RN13Bis, art contemporain en Normandie

BIO/GRAPHIQUE
Alice Baude, Agathe Cabanne, Simon Desloges, Émilie Gaid, Arthur Gosse et Baptiste Leroux

15.01 — 08.03

École supérieure d’art et design Le Havre-Rouen (ESADHaR)

Contact

ESADHaR
Campus de Rouen et siège social :
2 rue Giuseppe Verdi
76000 Rouen
Campus du Havre :
65 rue Demidoff
76600 Le Havre
t. +33 (0)2 35 53 30 31

esadhar.fr esadhar@easdhar.fr

Horaires

Campus de Rouen : 09h à 12h et de 14h à 18h.
Campus du Havre : 14h à 18h.

Tarif

entrée libre.

Avec Alice Baude, Agathe Cabanne, Simon Desloges, Émilie Gaid, Arthur Gosse et Baptiste Leroux.

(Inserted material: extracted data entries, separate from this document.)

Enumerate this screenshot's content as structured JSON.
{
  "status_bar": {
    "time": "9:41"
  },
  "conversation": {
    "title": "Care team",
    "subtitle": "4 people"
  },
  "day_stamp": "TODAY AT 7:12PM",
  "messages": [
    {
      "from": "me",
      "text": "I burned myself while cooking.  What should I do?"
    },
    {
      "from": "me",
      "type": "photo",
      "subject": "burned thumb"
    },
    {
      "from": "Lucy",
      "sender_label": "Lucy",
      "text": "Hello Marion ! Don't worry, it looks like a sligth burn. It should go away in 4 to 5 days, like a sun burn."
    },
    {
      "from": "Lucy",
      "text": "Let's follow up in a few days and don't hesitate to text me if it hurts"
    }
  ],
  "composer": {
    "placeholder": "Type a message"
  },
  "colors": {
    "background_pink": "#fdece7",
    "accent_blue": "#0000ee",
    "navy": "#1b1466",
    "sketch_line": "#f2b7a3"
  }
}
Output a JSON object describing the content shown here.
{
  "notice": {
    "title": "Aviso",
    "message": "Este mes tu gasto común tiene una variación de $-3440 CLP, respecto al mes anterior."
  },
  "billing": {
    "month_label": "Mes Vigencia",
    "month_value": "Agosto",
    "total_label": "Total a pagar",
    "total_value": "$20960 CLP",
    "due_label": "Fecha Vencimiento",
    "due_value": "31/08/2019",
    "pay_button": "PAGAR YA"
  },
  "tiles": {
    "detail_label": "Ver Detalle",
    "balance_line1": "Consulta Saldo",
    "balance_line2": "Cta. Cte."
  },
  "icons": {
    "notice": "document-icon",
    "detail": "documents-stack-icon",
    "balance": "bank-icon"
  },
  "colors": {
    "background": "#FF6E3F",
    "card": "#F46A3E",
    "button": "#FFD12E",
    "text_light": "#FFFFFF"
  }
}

Commissariat :Maxence Alcalde, Helen Evans & Heiko Hansen (HeHe).

Vitrine de l’artothèque ESADHaR
74-76 rue Paul Doumer / 76600 Le Havre

 

Bio/graphique est le fruit de la collaboration entre l’option Art Médias Environnement de l’ESADHaR et les Jardins Suspendus du Havre. Les artistes présentés à Bio/graphique interrogent notre rapport à la nature comme occasion de réenchanter le monde.

 

Dès l’antiquité, les philosophes se méfient de la capacité des artistes à imiter la nature. Pour illustrer ce danger, Pline l’Ancien narre l’histoire des raisins de Zeuxis où un peintre parvient à ce point d’imitation de la nature que des oiseaux tentent de picorer des raisins peints sur une fresque. Bien avant Pline, Platon se méfiait déjà des œuvres produisant ce qu’il considérait comme étant des simulacres. Ainsi, pour lui les artistes seront désignés comme des facteurs de fausseté, de dangereux énergumènes brouillant les cartes du réel et parasitant le projet philosophie socratique de la quête de la vérité. C’est en ce sens que Platon préconise, dans La République, de bannir les artistes de sa cité idéale.

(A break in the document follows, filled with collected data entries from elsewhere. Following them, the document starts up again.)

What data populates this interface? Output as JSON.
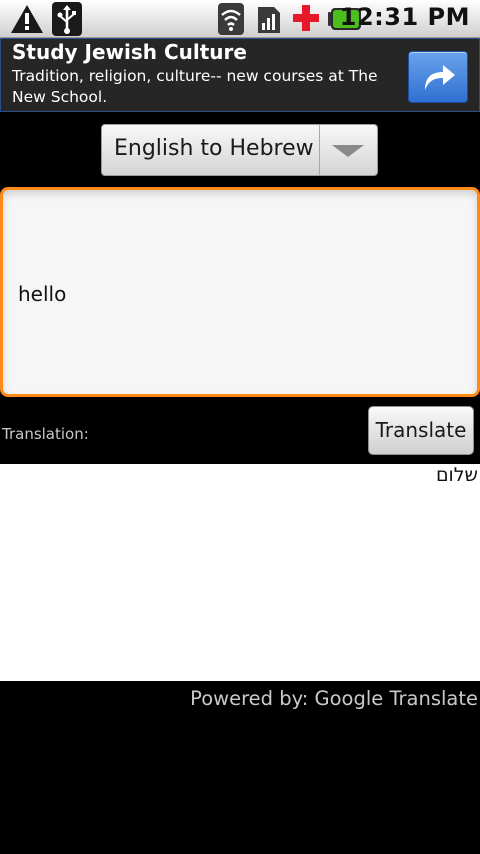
{
  "status_bar": {
    "time": "12:31 PM",
    "icons": [
      "warning-icon",
      "usb-icon",
      "wifi-icon",
      "signal-icon",
      "red-cross-icon",
      "battery-icon"
    ]
  },
  "ad": {
    "title": "Study Jewish Culture",
    "description": "Tradition, religion, culture-- new courses at The New School.",
    "button_icon": "share-arrow-icon"
  },
  "language": {
    "selected": "English to Hebrew"
  },
  "input": {
    "value": "hello"
  },
  "translation": {
    "label": "Translation:",
    "button_label": "Translate",
    "result": "שלום"
  },
  "footer": {
    "powered_by": "Powered by: Google Translate"
  },
  "colors": {
    "input_focus_border": "#ff8a1a",
    "battery": "#4cbf1e",
    "red_cross": "#e8182b",
    "ad_accent": "#2f6fd0"
  }
}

Bien plus tard, les botanistes et explorateurs des XVIIe et XVIIIe siècles n’ont eu de cesse de dessiner les plantes, cette fois dans le but de dresser un inventaire visuel et scientifique du vivant. Dès lors, la méfiance première de Platon semble levée tant l’apport à la connaissance du monde de ces graphomanes est capitale pour le progrès de la science. À la même période, le philosophe René Descartes écrit que le destin de l’homme est de se rendre « comme maître et possesseur de la nature » (Discours de la Méthode, 1637). Souvent comprisse comme un blanc-seing offert aux ambitions technicistes de la modernité, cette phrase est en réalité à la fois un programme intellectuel mais aussi une critique de ce même programme qui se cristallise dans le « comme ». Ainsi, si on veut réellement comprendre Descartes, il ne s’agit pas tant de dompter cette nature que de la comprendre, c’est-à-dire de l’étudier, de la questionner pour faire progresser la connaissance à son sujet, sans pour autant y inscrire la marque de l’homme. Ce projet est évidemment bien différent du rapport de domination sur la nature qu’a pu promouvoir une certaine modernité techniciste. Depuis lors, la rationalisation de la nature s’est intensifiée avec l’exploitation réglée des forêts ou la « rationalisation » des parcelles agricoles, jusqu’à une agronomie faisant la part belle à la chimie (engrais, pesticides, etc.) et aux manipulations génétiques si justement aujourd’hui critiquées. Mais alors, quels rapports pouvons nous entretenir aujourd’hui avec le monde végétal ? Pouvons-nous nous extraire du régime de domination face à la nature pour envisager une attitude de co-création respectueuse ? C’est ce rapport de curiosité et de respect qu’explorent à leur tours les artistes présentés dans Bio/graphique.